# (re)formatting (block-erasing) flash?

## Progman3K

Hi,

I am trying to optimise the time it takes to write files to a flash drive.

For example,

When you purchase a USB key, the very first use of it is very fast: as you write data to the card, very little block-erasing goes on and the data ends up written quite quickly.

Once you have written to every (good) block on the device ONCE, things get substantially slower because the block must always be reset (to either all one-bits or all zero bits, depending on the implementation) BEFORE it wan be written to.

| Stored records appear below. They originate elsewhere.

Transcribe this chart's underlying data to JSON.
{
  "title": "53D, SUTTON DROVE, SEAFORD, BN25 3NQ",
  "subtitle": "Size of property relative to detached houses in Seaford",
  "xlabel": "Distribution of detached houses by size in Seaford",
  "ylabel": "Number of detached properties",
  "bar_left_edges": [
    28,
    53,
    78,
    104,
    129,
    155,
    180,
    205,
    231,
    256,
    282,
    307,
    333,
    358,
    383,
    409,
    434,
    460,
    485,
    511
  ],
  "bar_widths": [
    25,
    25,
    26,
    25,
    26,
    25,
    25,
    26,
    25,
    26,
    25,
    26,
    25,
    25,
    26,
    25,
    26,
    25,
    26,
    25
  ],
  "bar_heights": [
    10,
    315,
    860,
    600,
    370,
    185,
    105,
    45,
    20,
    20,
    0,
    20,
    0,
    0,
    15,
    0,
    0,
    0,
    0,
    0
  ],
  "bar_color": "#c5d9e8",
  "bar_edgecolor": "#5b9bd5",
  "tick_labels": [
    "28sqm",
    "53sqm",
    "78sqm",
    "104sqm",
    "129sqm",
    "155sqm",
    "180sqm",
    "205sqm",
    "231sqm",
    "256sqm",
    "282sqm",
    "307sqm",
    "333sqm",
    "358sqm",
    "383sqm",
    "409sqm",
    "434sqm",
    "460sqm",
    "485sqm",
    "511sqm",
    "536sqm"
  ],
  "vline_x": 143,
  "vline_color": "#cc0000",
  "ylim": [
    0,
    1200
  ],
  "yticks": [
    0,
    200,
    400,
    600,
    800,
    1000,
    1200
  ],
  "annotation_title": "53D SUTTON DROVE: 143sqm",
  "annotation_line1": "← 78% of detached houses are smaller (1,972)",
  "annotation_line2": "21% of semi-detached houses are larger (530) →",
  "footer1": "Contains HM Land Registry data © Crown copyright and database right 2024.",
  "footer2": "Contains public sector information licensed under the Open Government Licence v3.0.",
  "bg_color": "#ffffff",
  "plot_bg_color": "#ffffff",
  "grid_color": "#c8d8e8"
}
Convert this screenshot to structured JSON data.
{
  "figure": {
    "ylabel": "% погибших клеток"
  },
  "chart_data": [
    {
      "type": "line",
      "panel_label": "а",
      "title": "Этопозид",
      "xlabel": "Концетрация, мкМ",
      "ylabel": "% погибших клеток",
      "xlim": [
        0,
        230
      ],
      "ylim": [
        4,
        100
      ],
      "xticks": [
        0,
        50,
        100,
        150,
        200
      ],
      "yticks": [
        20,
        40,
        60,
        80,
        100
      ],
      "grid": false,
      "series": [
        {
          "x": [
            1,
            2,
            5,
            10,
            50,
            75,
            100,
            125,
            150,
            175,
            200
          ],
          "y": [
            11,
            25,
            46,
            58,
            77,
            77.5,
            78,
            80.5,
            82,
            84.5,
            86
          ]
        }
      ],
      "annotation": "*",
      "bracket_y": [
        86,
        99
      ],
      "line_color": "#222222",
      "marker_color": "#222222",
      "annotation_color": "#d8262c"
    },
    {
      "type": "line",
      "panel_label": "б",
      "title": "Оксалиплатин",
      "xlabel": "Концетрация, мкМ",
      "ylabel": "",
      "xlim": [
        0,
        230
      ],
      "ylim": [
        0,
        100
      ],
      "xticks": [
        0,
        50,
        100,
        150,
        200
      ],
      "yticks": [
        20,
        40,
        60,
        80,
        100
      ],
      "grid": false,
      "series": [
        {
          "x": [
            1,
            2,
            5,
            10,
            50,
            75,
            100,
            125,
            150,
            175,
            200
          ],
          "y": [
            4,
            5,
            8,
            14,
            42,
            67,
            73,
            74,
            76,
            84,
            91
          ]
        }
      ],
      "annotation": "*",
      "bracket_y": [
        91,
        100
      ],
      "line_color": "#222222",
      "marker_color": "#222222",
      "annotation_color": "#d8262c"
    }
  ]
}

My question, oh great Gentoo-Devs is -

Is there a tool I could run to selectively block-erase the free space on such hardware?

Thanks

----------

## eccerr0r

Of course the trick is in the details. Other than TRIM support, there's not really an easy way to know whether the underlying block device wants all 1's or all 0's for erase.  You could try and create a file with all 1's and then all 0's filling the remainder of the empty space, deleting it, and then do test writes to see which is faster...  Make sure you "defragment" first -- there actually is advantage to defragmenting SSDs.

I've always wondered about free space handling.  Disks really don't know if a particular 'block' is garbage data or not - only the file system knows.  Only way for a non-TRIM disk to know is to assume all of it is real data and overwrite only what the OS wanted to overwrite...

----------